Los proyectos maternos, sin embargo, eran otros; después de casar a su hija mayor, Francisca, con el duque de Alba, pretendía para Eugenia un partido del mismo nivel. En París logró introducirla en los círculos sociales de mayor relumbrón, cuyo epicentro era Luis Napoleón Bonaparte, sobrino del ilustre emperador, que se había hecho elegir presidente de la República antes de proclamar su propio imperio.
Napoleón III la cortejó durante meses. La joven española esquivaba sus requiebros, pero no rechazaba su compañía. Hasta que la mujer de un ministro tildó a Eugenia de la palabra que más podía herir a una señorita de intachable reputación: aventurière. El episodio precipitó el casamiento.
Los primeros pasos de la nueva emperatriz –sucesora bonapartista de Josefina y María Luisa, pero más atraída por María Antonieta– fueron hábiles: supo combinar, por una lado, la organización de una gran corte con la creación y patrocinio de un sinfín de obras benéficas, muchas de ellas católicas; y por otro, su fe inquebrantable con una correcta interpretación (ecuménica) de los signos de los tiempos. Sin ir más lejos, una de sus amigas cercanas fue la muy luterana Mélanie de Pourtalès, dama estrasburguesa de fuerte personalidad. Esta mentalidad abierta la llevó incluso a elegir como capellán durante un tiempo al extravagante sacerdote Jean-Marie Bauer.
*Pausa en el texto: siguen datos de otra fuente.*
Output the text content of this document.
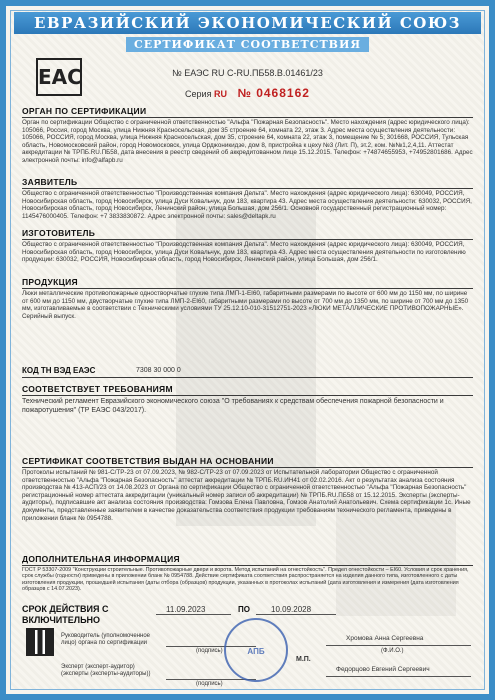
ЕВРАЗИЙСКИЙ ЭКОНОМИЧЕСКИЙ СОЮЗ
СЕРТИФИКАТ СООТВЕТСТВИЯ
EAC	№ ЕАЭС RU С-RU.ПБ58.В.01461/23
Серия RU № 0468162
ОРГАН ПО СЕРТИФИКАЦИИ
Орган по сертификации Общество с ограниченной ответственностью "Альфа "Пожарная Безопасность". Место нахождения (адрес юридического лица): 105066, Россия, город Москва, улица Нижняя Красносельская, дом 35 строение 64, комната 22, этаж 3. Адрес места осуществления деятельности: 105066, РОССИЯ, город Москва, улица Нижняя Красносельская, дом 35, строение 64, комната 22, этаж 3, помещение № 5; 301668, РОССИЯ, Тульская область, Новомосковский район, город Новомосковск, улица Орджоникидзе, дом 8, пристройка к цеху №3 (Лит. П), эт.2, ком. №№1,2,4,11. Аттестат аккредитации № ТРПБ.RU.ПБ58, дата внесения в реестр сведений об аккредитованном лице 15.12.2015. Телефон: +74874655953, +74952801686. Адрес электронной почты: info@alfapb.ru
ЗАЯВИТЕЛЬ
Общество с ограниченной ответственностью "Производственная компания Дельта". Место нахождения (адрес юридического лица): 630049, РОССИЯ, Новосибирская область, город Новосибирск, улица Дуси Ковальчук, дом 183, квартира 43. Адрес места осуществления деятельности: 630032, РОССИЯ, Новосибирская область, город Новосибирск, Ленинский район, улица Большая, дом 256/1. Основной государственный регистрационный номер: 1145476000405. Телефон: +7 3833830872. Адрес электронной почты: sales@deltapk.ru
ИЗГОТОВИТЕЛЬ
Общество с ограниченной ответственностью "Производственная компания Дельта". Место нахождения (адрес юридического лица): 630049, РОССИЯ, Новосибирская область, город Новосибирск, улица Дуси Ковальчук, дом 183, квартира 43. Адрес места осуществления деятельности по изготовлению продукции: 630032, РОССИЯ, Новосибирская область, город Новосибирск, Ленинский район, улица Большая, дом 256/1.
ПРОДУКЦИЯ
Люки металлические противопожарные одностворчатые глухие типа ЛМП-1-EI60, габаритными размерами по высоте от 600 мм до 1150 мм, по ширине от 600 мм до 1150 мм, двустворчатые глухие типа ЛМП-2-EI60, габаритными размерами по высоте от 700 мм до 1350 мм, по ширине от 700 мм до 1350 мм, изготавливаемые в соответствии с Техническими условиями ТУ 25.12.10-010-31512751-2023 «ЛЮКИ МЕТАЛЛИЧЕСКИЕ ПРОТИВОПОЖАРНЫЕ». Серийный выпуск.
КОД ТН ВЭД ЕАЭС	7308 30 000 0
СООТВЕТСТВУЕТ ТРЕБОВАНИЯМ
Технический регламент Евразийского экономического союза "О требованиях к средствам обеспечения пожарной безопасности и пожаротушения" (ТР ЕАЭС 043/2017).
СЕРТИФИКАТ СООТВЕТСТВИЯ ВЫДАН НА ОСНОВАНИИ
Протоколы испытаний № 981-С/ТР-23 от 07.09.2023, № 982-С/ТР-23 от 07.09.2023 от Испытательной лаборатории Общество с ограниченной ответственностью "Альфа "Пожарная Безопасность" аттестат аккредитации № ТРПБ.RU.ИН41 от 02.02.2016. Акт о результатах анализа состояния производства № 413-АСП/23 от 14.08.2023 от Органа по сертификации Общество с ограниченной ответственностью "Альфа "Пожарная Безопасность" регистрационный номер аттестата аккредитации (уникальный номер записи об аккредитации) № ТРПБ.RU.ПБ58 от 15.12.2015. Эксперты (эксперты-аудиторы), подписавшие акт анализа состояния производства: Гомзова Елена Павловна, Гомзов Анатолий Анатольевич. Схема сертификации 1с. Иные документы, представленные заявителем в качестве доказательства соответствия продукции требованиям технического регламента, приведены в приложении бланк № 0954788.
ДОПОЛНИТЕЛЬНАЯ ИНФОРМАЦИЯ
ГОСТ Р 53307-2009 "Конструкции строительные. Противопожарные двери и ворота. Метод испытаний на огнестойкость". Предел огнестойкости – EI60. Условия и срок хранения, срок службы (годности) приведены в приложении бланк № 0954788. Действие сертификата соответствия распространяется на изделия данного типа, изготовленного с даты изготовления продукции, прошедшей испытания (даты отбора (образцов) продукции, указанных в протоколах испытаний (дата изготовления и измерения (дата изготовления образцов с 14.07.2023).
СРОК ДЕЙСТВИЯ С
ВКЛЮЧИТЕЛЬНО
11.09.2023	ПО	10.09.2028
Руководитель (уполномоченное лицо) органа по сертификации
(подпись)
Хромова Анна Сергеевна
(Ф.И.О.)
Эксперт (эксперт-аудитор) (эксперты (эксперты-аудиторы))
(подпись)
Федорцово Евгений Сергеевич
АПБ
М.П.
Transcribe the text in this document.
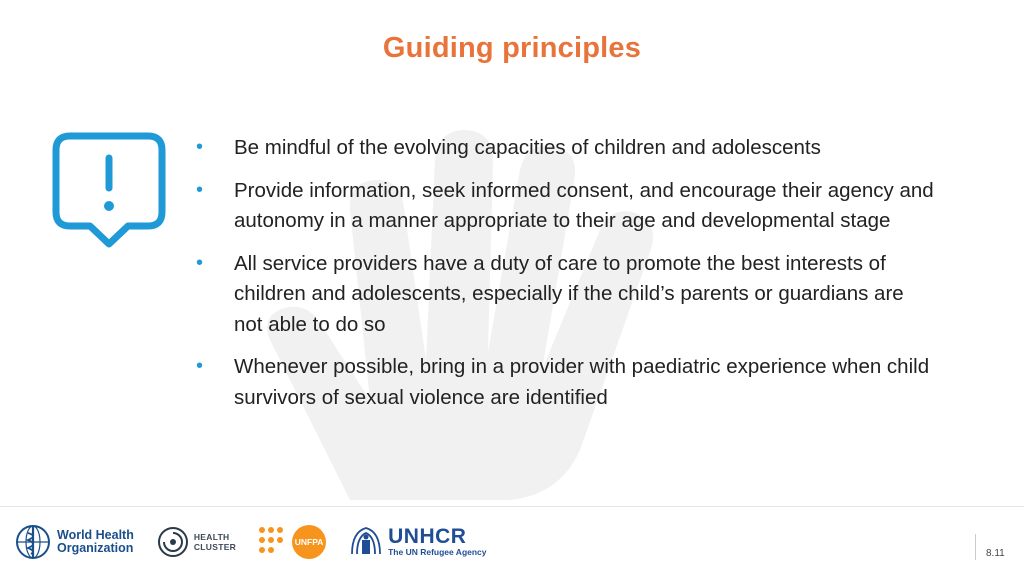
Guiding principles
• Be mindful of the evolving capacities of children and adolescents
• Provide information, seek informed consent, and encourage their agency and autonomy in a manner appropriate to their age and developmental stage
• All service providers have a duty of care to promote the best interests of children and adolescents, especially if the child’s parents or guardians are not able to do so
• Whenever possible, bring in a provider with paediatric experience when child survivors of sexual violence are identified
World Health
Organization
HEALTH
CLUSTER	UNFPA	UNHCR
The UN Refugee Agency	8.11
Sin embargo, a principios de 1858, el intento de asesinato de la pareja imperial a manos de un independentista italiano supuso el punto de inflexión en la trayectoria de la emperatriz. Mientras Napoleón III abrazó la causa de la unificación italiana, su esposa –que había tomado poco a poco gusto al poder– experimentó una radicalización ideológica que le hizo adoptar posturas cada vez más ultramontanas y antiliberales.
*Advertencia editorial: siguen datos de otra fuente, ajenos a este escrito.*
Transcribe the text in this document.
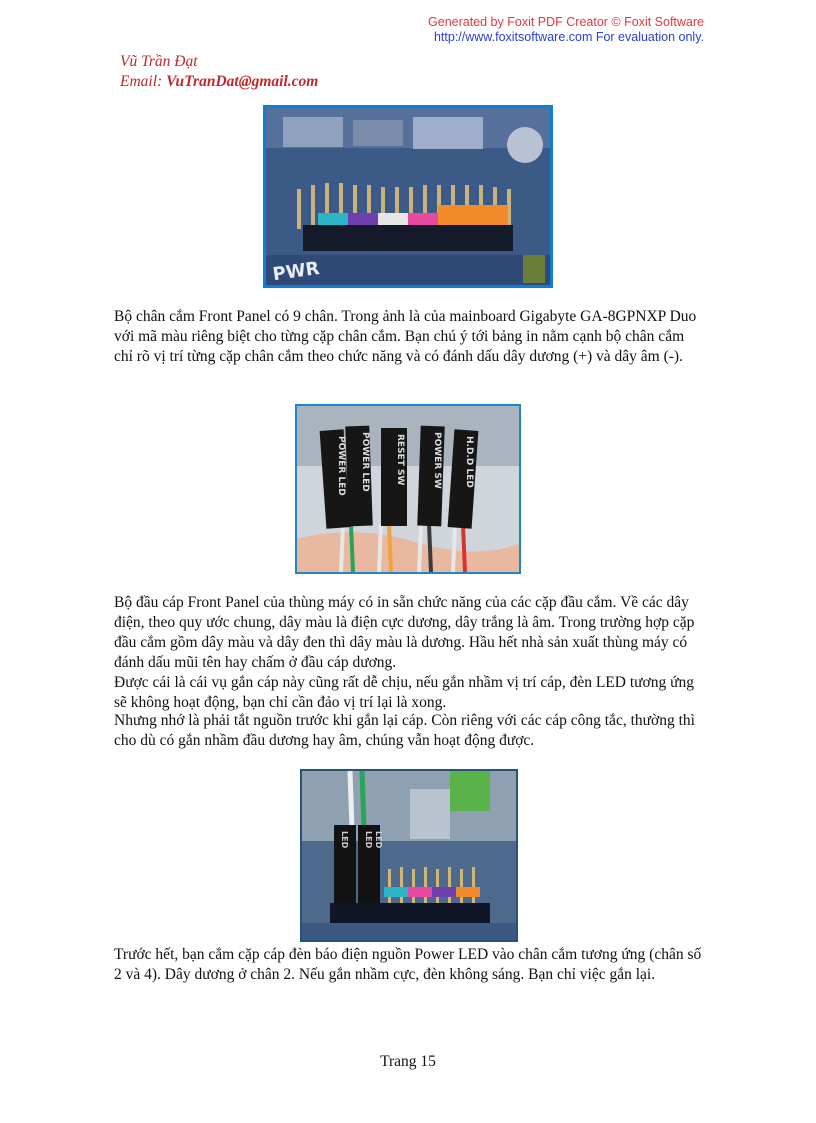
Generated by Foxit PDF Creator © Foxit Software
http://www.foxitsoftware.com For evaluation only.
Vũ Trần Đạt
Email: VuTranDat@gmail.com
PWR
Bộ chân cắm Front Panel có 9 chân. Trong ảnh là của mainboard Gigabyte GA-8GPNXP Duo với mã màu riêng biệt cho từng cặp chân cắm. Bạn chú ý tới bảng in nằm cạnh bộ chân cắm chỉ rõ vị trí từng cặp chân cắm theo chức năng và có đánh dấu dây dương (+) và dây âm (-).
POWER LED POWER LED	RESET SW	POWER SW H.D.D LED
Bộ đầu cáp Front Panel của thùng máy có in sẵn chức năng của các cặp đầu cắm. Về các dây điện, theo quy ước chung, dây màu là điện cực dương, dây trắng là âm. Trong trường hợp cặp đầu cắm gồm dây màu và dây đen thì dây màu là dương. Hầu hết nhà sản xuất thùng máy có đánh dấu mũi tên hay chấm ở đầu cáp dương.
Được cái là cái vụ gắn cáp này cũng rất dễ chịu, nếu gắn nhầm vị trí cáp, đèn LED tương ứng sẽ không hoạt động, bạn chỉ cần đảo vị trí lại là xong.
Nhưng nhớ là phải tắt nguồn trước khi gắn lại cáp. Còn riêng với các cáp công tắc, thường thì cho dù có gắn nhầm đầu dương hay âm, chúng vẫn hoạt động được.
LED LED LED
Trước hết, bạn cắm cặp cáp đèn báo điện nguồn Power LED vào chân cắm tương ứng (chân số 2 và 4). Dây dương ở chân 2. Nếu gắn nhầm cực, đèn không sáng. Bạn chỉ việc gắn lại.
Trang 15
La principal consecuencia fue arrastrar al emperador a uno de sus más graves errores estratégicos: la Guerra de México. Logró convencerle de la necesidad de crear al sur de Estados Unidos un imperio que frenase la creciente influencia estadounidense en América Latina. El nuevo régimen sería de clara inspiración católica –una forma de ganarse los favores pontificios y de frenar al anticlerical Benito Juárez– y su corona fue ofrecida al archiduque Maximiliano de Austria, que aceptó, una vez las tropas francesas lograron controlar parte del territorio mexicano. Pero los revolucionarios lograron retomar el control de la situación y ajusticiaron a Maximiliano.
El fiasco no detuvo el intervencionismo de la emperatriz en la política exterior, logrando colocar al frente de la diplomacia gala a un ministro hostil a la unificación italiana, es decir, favorable a los intereses pontificios. En el plano interno, se opuso terminantemente al reconocimiento del derecho de huelga y a la liberalización de la prensa. En ambos casos fue en vano.
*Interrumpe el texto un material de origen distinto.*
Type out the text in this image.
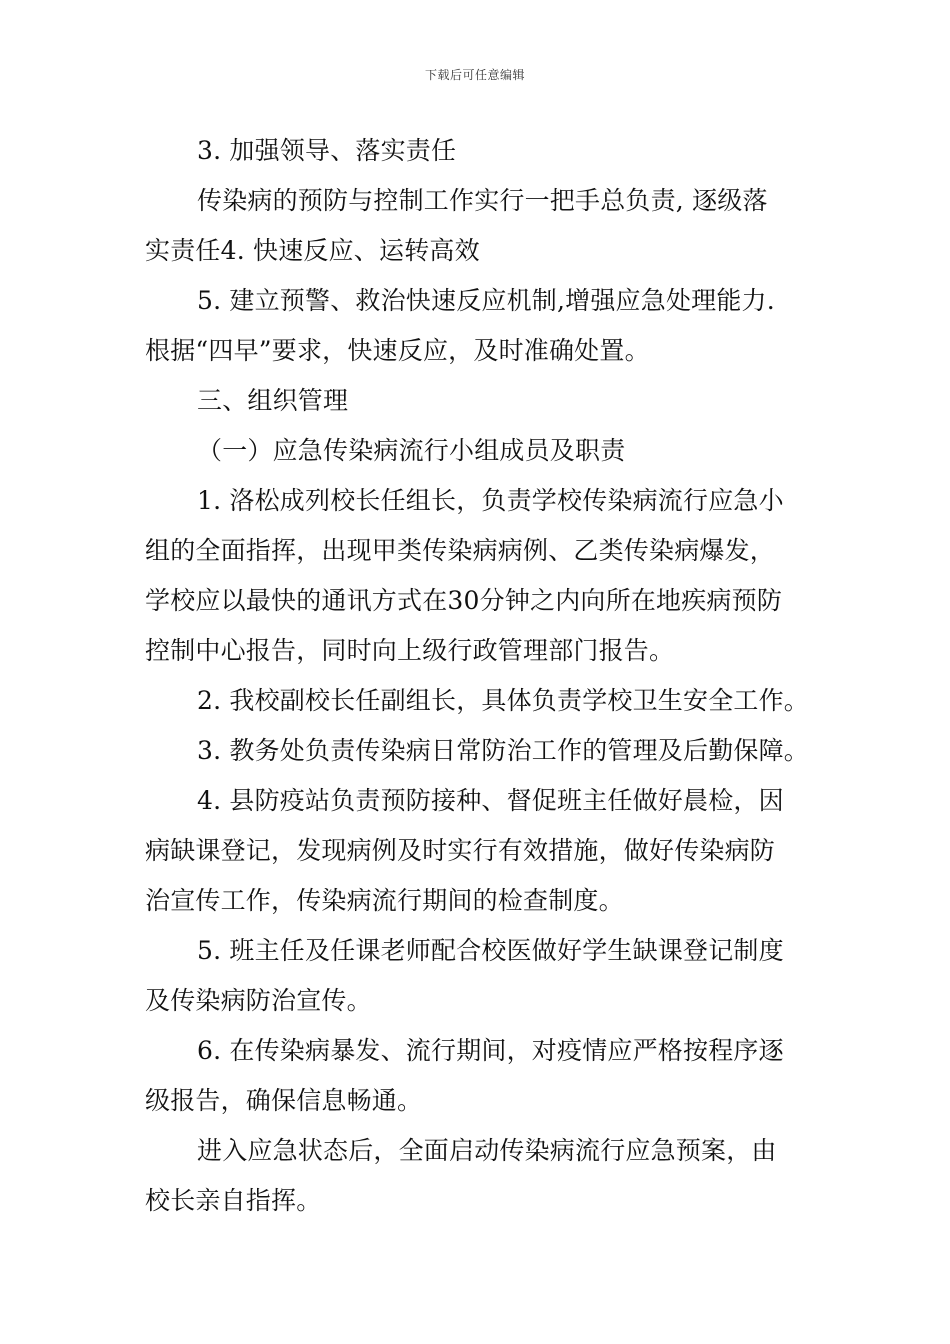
下载后可任意编辑
3. 加强领导、落实责任
传染病的预防与控制工作实行一把手总负责, 逐级落
实责任4. 快速反应、运转高效
5. 建立预警、救治快速反应机制,增强应急处理能力.
根据“四早”要求，快速反应，及时准确处置。
三、组织管理
（一）应急传染病流行小组成员及职责
1. 洛松成列校长任组长，负责学校传染病流行应急小
组的全面指挥，出现甲类传染病病例、乙类传染病爆发，
学校应以最快的通讯方式在30分钟之内向所在地疾病预防
控制中心报告，同时向上级行政管理部门报告。
2. 我校副校长任副组长，具体负责学校卫生安全工作。
3. 教务处负责传染病日常防治工作的管理及后勤保障。
4. 县防疫站负责预防接种、督促班主任做好晨检，因
病缺课登记，发现病例及时实行有效措施，做好传染病防
治宣传工作，传染病流行期间的检查制度。
5. 班主任及任课老师配合校医做好学生缺课登记制度
及传染病防治宣传。
6. 在传染病暴发、流行期间，对疫情应严格按程序逐
级报告，确保信息畅通。
进入应急状态后，全面启动传染病流行应急预案，由
校长亲自指挥。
La derrota de 1870 frente a Prusia y el consiguiente exilio reforzaron las convicciones de Eugenia. En su reducida corte asentada en Gran Bretaña se decía Misa a diario y se rezaba el rosario, si bien hubo algún pequeño rencor al negarse a recibir a unas monjas francesas a las que acusaba de no haber sido leales.
Los numerosos viajes también ocasionaron un incidente diplomático: su fe no bastó para conseguir una audiencia con León XIII, pues aunque ya no reinaba, la seguía considerando vinculada a una Francia aliada a la Italia de los Saboya.
Napoleón Eugenio Luis Bonaparte (1856-1879). Una grave enfermedad del príncipe imperial durante su primer año de vida coincidió en el tiempo con la hostilidad que generaron las apariciones de Lourdes en la élite política francesa. La curación del heredero gracias al agua traída de la gruta motivó que la emperatriz interviniese para lograr su reapertura a los peregrinos. En junio de 1865, mientras asumía la regencia, ordenó en contra de varios ministros que hubiese representación oficial en las celebraciones de Paray-le-Monial con motivo de la canonización de Santa Margarita María de Alacoque. [Texto del pie de foto, tomado del artículo original.]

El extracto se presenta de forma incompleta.